Change It Up: When your child has a high fever and is refusing medicine, nothing beats a suppository. They are surprisingly easy to give. Kids often fight much less with suppositories than oral medicines. Parents in other countries use suppositories more often than their American counterparts. Also, some medicines come in more concentrated forms, so you can give less. Chewable tabs often taste great, and capsules sometimes can be opened and mixed with food. These are all options you may want to ask your pharmacist or doctor about.
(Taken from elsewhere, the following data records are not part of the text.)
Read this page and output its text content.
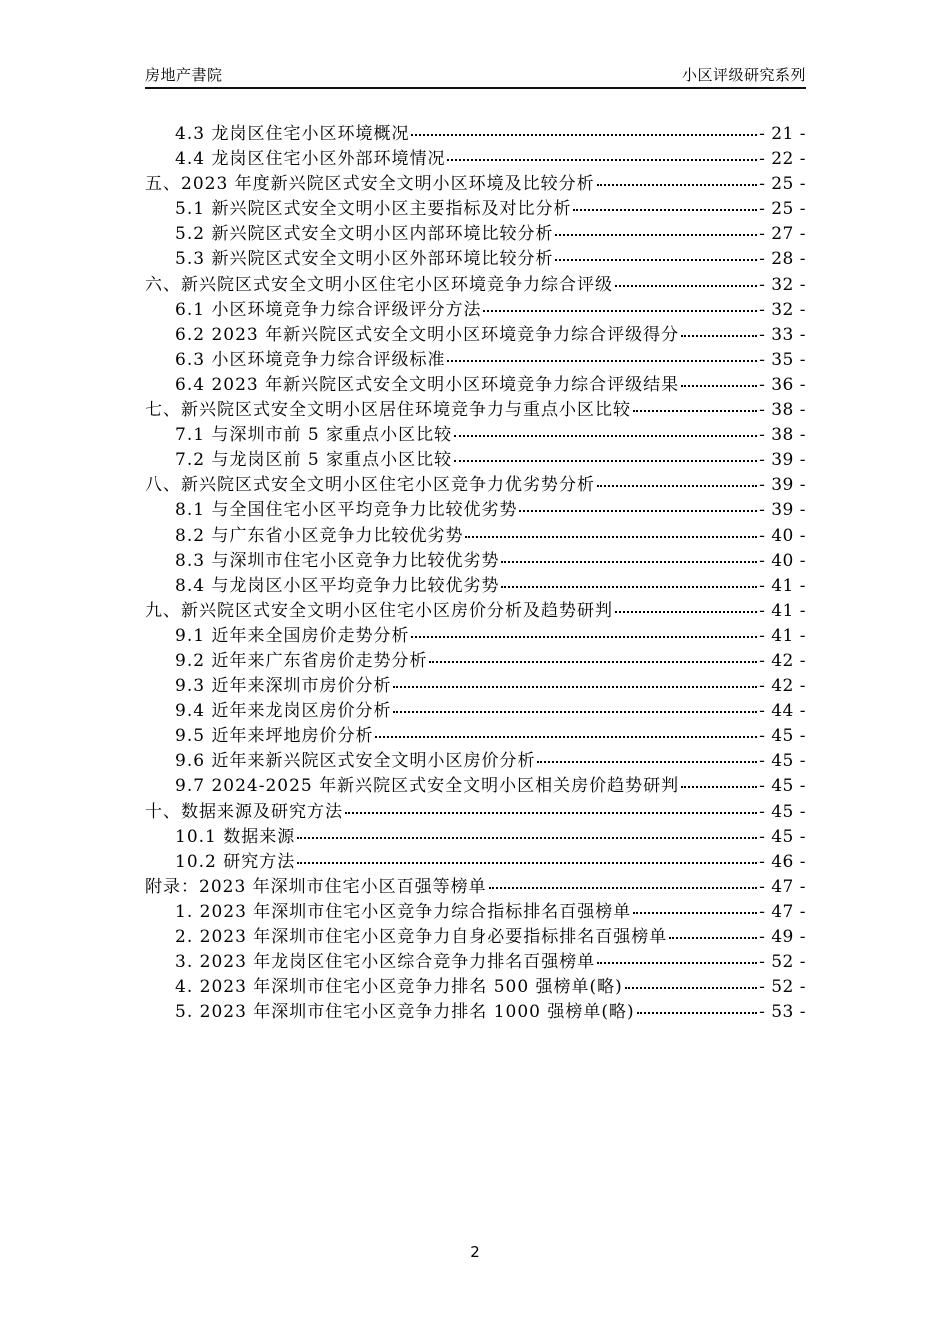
房地产書院	小区评级研究系列
4.3 龙岗区住宅小区环境概况	- 21 -
4.4 龙岗区住宅小区外部环境情况	- 22 -
五、2023 年度新兴院区式安全文明小区环境及比较分析	- 25 -
5.1 新兴院区式安全文明小区主要指标及对比分析	- 25 -
5.2 新兴院区式安全文明小区内部环境比较分析	- 27 -
5.3 新兴院区式安全文明小区外部环境比较分析	- 28 -
六、新兴院区式安全文明小区住宅小区环境竞争力综合评级	- 32 -
6.1 小区环境竞争力综合评级评分方法	- 32 -
6.2 2023 年新兴院区式安全文明小区环境竞争力综合评级得分	- 33 -
6.3 小区环境竞争力综合评级标准	- 35 -
6.4 2023 年新兴院区式安全文明小区环境竞争力综合评级结果	- 36 -
七、新兴院区式安全文明小区居住环境竞争力与重点小区比较	- 38 -
7.1 与深圳市前 5 家重点小区比较	- 38 -
7.2 与龙岗区前 5 家重点小区比较	- 39 -
八、新兴院区式安全文明小区住宅小区竞争力优劣势分析	- 39 -
8.1 与全国住宅小区平均竞争力比较优劣势	- 39 -
8.2 与广东省小区竞争力比较优劣势	- 40 -
8.3 与深圳市住宅小区竞争力比较优劣势	- 40 -
8.4 与龙岗区小区平均竞争力比较优劣势	- 41 -
九、新兴院区式安全文明小区住宅小区房价分析及趋势研判	- 41 -
9.1 近年来全国房价走势分析	- 41 -
9.2 近年来广东省房价走势分析	- 42 -
9.3 近年来深圳市房价分析	- 42 -
9.4 近年来龙岗区房价分析	- 44 -
9.5 近年来坪地房价分析	- 45 -
9.6 近年来新兴院区式安全文明小区房价分析	- 45 -
9.7 2024-2025 年新兴院区式安全文明小区相关房价趋势研判	- 45 -
十、数据来源及研究方法	- 45 -
10.1 数据来源	- 45 -
10.2 研究方法	- 46 -
附录：2023 年深圳市住宅小区百强等榜单	- 47 -
1. 2023 年深圳市住宅小区竞争力综合指标排名百强榜单	- 47 -
2. 2023 年深圳市住宅小区竞争力自身必要指标排名百强榜单	- 49 -
3. 2023 年龙岗区住宅小区综合竞争力排名百强榜单	- 52 -
4. 2023 年深圳市住宅小区竞争力排名 500 强榜单(略)	- 52 -
5. 2023 年深圳市住宅小区竞争力排名 1000 强榜单(略)	- 53 -
2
Spoons Are the Enemy: Skip the spoon. They spill, they get knocked from your hand, and the dosages are not accurate. I could go on. Droppers and syringes work much better. Measure the exact dosage, then slide it along the inside of the cheek (not straight back) into the back of the mouth and slowly give the medicine. Going slowly allows your child to swallow in between small amounts so that as much of the dose as possible is swallowed. Try to keep the medicine off the front of the tongue. Sometimes blowing on your child’s face as you give medicine is a good distraction.
On the Rocks: Well, not really, but sometimes it helps to chill the medicine. This disguises the taste. (Be sure to ask your pharmacist if the medicine can be chilled.) If your child is old enough, have him suck on a popsicle prior to giving the medicine. It will numb their mouth, making the taste of the medicine less noticeable.
Fast Food Rule: Have you ever been upset and someone says to you, “It’s OK”? It doesn’t make you feel much better. It’s not OK. Toddlers are the same. They want to know that you get it. Acknowledge how they feel. It’s a powerful tool. Parenting guru, Dr. Harvey Karp, refers to this as the fast food rule. When your child is upset, take a lesson from the order-takers at a fast food restaurant. Repeat back your child’s “order” (what he wants) before you tell him what you need him to do (take the medicine). Toddlers in meltdown mode are incapable of hearing anything until we acknowledge how they feel. Repeat back what your child says several times, in sincere and simple language. “You don’t want your medicine, and you’re angry at mommy.” Then they know you are listening.